L’hybridation réinventée bouscule le marché automobile. Les constructeurs chinois déploient une stratégie inattendue pour séduire les conducteurs réticents à l’électrique : des véhicules dotés d’un générateur à essence qui prolonge l’autonomie sans jamais entraîner directement les roues. Cette technologie EREV connaît une croissance fulgurante en Chine, représentant déjà 6% du marché national. Pourquoi cette solution intermédiaire séduit-elle tant les consommateurs et commence à intéresser des géants comme Stellantis et Volkswagen? La réponse pourrait bien redessiner les contours de la transition énergétique automobile, particulièrement à l’approche de l’échéance européenne de 2035.
L’émergence des véhicules électriques à prolongateur d’autonomie : une réponse chinoise aux défis du marché
Face aux réticences de certains automobilistes à l’égard des véhicules 100% électriques, notamment concernant l’autonomie, les constructeurs chinois déploient une stratégie innovante. Ils développent activement des modèles équipés d’un générateur à essence, une approche visant à lever les freins à l’adoption massive de l’électromobilité. Cette technologie, baptisée « range extender » ou EREV (Electric Vehicle with Range Extender), représente une voie alternative pour proposer des véhicules à la fois électriques et capables de parcourir de longues distances sans dépendre uniquement des infrastructures de recharge.

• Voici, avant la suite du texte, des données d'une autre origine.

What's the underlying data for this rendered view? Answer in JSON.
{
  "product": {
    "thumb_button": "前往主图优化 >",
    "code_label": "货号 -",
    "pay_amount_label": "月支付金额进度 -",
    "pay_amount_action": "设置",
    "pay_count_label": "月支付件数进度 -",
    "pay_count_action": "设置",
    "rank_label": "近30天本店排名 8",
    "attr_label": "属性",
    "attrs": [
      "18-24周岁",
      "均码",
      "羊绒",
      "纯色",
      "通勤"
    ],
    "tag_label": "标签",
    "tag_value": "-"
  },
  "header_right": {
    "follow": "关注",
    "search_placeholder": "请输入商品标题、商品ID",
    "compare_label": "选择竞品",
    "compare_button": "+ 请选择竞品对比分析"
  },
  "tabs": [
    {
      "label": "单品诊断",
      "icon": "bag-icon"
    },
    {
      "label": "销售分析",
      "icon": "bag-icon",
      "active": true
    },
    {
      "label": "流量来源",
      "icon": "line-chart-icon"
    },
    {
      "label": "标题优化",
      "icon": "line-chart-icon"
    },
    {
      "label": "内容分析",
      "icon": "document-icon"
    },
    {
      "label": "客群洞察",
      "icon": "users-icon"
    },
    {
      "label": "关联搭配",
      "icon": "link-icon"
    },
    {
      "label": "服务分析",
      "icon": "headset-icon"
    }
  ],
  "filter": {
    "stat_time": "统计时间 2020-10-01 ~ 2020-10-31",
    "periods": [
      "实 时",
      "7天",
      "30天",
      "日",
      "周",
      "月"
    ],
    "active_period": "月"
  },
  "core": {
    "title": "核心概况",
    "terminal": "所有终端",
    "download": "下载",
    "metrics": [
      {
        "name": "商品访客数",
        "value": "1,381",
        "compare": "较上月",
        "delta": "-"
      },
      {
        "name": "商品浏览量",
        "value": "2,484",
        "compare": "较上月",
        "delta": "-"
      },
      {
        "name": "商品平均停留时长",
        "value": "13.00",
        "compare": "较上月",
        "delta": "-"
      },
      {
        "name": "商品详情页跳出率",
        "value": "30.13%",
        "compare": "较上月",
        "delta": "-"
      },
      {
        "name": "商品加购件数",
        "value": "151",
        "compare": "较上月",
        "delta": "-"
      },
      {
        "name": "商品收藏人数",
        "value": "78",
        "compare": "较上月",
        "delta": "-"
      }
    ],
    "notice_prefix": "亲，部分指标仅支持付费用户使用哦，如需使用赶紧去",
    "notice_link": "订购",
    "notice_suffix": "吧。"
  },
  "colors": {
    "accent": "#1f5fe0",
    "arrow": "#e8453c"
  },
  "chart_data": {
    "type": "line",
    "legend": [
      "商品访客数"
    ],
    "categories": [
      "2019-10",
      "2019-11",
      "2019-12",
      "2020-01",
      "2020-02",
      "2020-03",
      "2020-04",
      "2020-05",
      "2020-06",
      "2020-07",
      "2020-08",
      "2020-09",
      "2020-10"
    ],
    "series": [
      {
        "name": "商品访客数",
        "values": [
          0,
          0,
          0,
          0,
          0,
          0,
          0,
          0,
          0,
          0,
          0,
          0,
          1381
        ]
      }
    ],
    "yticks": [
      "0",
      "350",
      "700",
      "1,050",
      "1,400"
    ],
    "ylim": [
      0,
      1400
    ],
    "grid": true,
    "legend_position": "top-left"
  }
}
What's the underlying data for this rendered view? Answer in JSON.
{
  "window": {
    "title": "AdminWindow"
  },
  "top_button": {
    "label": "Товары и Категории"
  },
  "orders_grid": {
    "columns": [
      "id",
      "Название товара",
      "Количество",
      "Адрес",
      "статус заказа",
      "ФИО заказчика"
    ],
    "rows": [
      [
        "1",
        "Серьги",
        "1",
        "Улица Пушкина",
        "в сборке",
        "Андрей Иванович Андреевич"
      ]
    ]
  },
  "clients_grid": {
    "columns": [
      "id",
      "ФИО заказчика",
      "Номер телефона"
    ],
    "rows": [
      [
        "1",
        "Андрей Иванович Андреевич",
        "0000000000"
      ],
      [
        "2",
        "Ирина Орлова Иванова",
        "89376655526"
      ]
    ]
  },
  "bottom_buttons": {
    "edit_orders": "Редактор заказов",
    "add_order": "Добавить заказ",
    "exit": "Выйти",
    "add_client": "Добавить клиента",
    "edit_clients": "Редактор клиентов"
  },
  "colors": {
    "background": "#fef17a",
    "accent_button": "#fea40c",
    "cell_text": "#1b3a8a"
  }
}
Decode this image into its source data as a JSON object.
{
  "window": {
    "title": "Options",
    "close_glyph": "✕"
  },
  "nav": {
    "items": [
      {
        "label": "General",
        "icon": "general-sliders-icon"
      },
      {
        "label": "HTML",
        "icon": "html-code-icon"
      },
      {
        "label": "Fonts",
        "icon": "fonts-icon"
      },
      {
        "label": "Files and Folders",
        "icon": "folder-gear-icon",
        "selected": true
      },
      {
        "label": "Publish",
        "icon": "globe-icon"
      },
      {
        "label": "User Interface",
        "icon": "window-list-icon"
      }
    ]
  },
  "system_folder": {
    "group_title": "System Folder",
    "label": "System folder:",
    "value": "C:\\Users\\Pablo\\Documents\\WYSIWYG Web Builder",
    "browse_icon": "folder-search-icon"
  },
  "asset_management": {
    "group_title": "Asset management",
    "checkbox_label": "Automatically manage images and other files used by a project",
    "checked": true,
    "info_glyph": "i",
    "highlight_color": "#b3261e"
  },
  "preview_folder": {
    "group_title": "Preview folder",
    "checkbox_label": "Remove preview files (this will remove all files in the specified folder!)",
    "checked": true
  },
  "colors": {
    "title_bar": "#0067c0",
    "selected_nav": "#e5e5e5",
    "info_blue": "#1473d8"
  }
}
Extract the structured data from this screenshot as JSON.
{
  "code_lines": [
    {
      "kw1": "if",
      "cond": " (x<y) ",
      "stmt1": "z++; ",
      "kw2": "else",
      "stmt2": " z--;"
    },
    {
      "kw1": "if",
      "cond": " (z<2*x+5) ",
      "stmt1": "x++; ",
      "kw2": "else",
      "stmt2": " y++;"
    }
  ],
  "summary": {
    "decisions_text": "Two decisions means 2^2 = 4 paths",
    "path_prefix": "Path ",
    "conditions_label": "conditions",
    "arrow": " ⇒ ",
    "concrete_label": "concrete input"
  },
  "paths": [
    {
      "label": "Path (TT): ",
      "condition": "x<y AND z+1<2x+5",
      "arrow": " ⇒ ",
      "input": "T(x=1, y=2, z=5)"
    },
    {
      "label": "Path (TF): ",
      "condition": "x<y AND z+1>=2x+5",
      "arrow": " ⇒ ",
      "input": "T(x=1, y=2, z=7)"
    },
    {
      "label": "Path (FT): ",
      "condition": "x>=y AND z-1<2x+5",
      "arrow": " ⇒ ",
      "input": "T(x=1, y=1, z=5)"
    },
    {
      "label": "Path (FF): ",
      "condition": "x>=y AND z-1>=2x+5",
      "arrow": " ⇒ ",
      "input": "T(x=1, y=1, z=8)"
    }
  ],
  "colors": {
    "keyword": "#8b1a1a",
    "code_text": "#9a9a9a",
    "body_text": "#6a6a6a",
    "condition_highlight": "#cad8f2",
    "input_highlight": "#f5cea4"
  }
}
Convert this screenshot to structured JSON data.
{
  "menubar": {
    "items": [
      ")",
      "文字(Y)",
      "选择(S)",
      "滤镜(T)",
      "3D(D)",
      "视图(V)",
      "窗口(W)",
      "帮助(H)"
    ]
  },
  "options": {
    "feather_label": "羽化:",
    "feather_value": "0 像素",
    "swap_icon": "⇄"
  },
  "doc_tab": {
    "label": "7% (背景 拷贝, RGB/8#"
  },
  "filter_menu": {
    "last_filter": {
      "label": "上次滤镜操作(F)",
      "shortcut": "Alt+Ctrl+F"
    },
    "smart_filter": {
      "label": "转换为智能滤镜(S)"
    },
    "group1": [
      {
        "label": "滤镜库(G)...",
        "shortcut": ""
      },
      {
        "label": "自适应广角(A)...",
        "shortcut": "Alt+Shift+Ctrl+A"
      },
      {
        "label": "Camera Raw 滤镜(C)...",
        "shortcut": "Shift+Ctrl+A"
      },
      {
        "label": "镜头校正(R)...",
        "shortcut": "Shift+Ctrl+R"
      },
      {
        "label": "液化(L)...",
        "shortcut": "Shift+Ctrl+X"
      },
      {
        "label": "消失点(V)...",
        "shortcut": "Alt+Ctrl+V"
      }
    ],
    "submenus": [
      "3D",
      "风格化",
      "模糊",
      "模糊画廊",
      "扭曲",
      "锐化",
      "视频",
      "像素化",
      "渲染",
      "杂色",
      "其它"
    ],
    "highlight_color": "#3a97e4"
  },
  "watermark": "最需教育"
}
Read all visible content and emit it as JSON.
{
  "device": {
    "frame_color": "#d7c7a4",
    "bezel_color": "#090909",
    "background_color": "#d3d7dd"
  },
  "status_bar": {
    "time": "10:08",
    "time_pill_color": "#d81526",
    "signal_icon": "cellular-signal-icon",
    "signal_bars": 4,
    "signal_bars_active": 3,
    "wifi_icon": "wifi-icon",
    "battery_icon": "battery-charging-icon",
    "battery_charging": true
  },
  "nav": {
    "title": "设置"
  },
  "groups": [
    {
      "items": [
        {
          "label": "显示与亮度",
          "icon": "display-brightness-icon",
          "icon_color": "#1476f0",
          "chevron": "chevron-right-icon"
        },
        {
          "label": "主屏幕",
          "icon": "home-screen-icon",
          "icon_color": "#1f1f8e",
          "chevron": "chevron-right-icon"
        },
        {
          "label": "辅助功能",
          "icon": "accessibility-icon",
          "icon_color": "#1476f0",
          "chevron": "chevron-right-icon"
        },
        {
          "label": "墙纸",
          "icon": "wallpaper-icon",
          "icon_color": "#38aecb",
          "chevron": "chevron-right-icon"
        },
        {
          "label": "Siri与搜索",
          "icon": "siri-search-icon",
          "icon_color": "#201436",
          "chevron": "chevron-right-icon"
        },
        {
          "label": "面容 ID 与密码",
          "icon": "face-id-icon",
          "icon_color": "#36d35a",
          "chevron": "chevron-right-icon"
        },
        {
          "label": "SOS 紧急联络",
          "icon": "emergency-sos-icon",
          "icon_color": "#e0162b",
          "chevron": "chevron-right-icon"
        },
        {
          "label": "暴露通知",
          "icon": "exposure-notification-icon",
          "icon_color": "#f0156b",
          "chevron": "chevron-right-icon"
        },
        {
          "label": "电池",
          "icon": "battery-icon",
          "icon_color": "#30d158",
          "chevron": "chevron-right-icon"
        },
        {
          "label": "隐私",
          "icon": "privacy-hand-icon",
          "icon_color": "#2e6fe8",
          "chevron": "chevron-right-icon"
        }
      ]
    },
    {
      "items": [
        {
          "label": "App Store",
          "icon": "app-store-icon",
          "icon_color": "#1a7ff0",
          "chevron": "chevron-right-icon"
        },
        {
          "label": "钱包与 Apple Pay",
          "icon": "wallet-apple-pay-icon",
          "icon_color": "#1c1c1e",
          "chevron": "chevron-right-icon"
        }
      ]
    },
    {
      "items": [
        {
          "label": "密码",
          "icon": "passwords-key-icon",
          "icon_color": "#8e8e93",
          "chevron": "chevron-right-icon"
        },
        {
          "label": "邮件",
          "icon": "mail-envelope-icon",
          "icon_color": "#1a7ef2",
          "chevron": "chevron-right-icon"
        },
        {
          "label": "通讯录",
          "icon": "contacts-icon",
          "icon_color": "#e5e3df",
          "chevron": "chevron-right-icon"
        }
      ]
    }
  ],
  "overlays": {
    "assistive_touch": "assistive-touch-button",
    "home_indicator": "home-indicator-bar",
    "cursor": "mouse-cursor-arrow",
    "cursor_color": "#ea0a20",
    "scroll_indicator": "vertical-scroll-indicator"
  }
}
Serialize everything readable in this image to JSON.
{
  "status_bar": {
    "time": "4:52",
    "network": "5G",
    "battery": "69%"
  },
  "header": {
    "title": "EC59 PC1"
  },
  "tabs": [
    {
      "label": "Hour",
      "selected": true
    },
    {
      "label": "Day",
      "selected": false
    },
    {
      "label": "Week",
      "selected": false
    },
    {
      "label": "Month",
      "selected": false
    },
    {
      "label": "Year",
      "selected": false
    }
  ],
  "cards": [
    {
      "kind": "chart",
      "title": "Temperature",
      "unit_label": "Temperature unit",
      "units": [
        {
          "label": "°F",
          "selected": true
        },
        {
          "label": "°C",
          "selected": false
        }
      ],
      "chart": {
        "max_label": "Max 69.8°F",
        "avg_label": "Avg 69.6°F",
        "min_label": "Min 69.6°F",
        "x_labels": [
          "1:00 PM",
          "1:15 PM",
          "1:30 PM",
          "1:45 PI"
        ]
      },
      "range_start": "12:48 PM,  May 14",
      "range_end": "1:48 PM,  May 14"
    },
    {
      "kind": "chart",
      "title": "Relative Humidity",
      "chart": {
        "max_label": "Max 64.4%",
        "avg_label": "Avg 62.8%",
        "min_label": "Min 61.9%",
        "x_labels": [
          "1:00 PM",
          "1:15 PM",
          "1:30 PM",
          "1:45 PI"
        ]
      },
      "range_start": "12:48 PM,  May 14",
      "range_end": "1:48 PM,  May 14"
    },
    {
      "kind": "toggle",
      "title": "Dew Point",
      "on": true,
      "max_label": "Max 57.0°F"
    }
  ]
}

Comment fonctionne précisément un véhicule EREV ? Il combine une batterie et des moteurs électriques, comme un véhicule purement électrique. La différence réside dans l’ajout d’un petit générateur à essence. Ce moteur thermique n’est pas directement relié aux roues du véhicule ; son unique rôle est d’alimenter la batterie en électricité lorsque son niveau descend sous un certain seuil ou que le conducteur sollicite une puissance accrue. Le véhicule roule donc en permanence grâce à ses moteurs électriques, bien que le fonctionnement du générateur implique la consommation de carburant et, par conséquent, des émissions de gaz.
Cette configuration technique permet aux constructeurs de promettre une autonomie considérablement étendue. Lors du salon de l’automobile de Shanghai, des modèles comme l’énorme SUV Yangwang U8 ou l’Exeed ET, spécifiquement conçu pour l’exportation, ont ainsi annoncé une autonomie rarement atteinte, dépassant les 1.000 kilomètres. Si cette technologie reste encore très rare sur les marchés occidentaux, où les approches se concentrent davantage sur le tout-électrique ou les hybrides rechargeables classiques, l’offensive chinoise pourrait bien changer la donne.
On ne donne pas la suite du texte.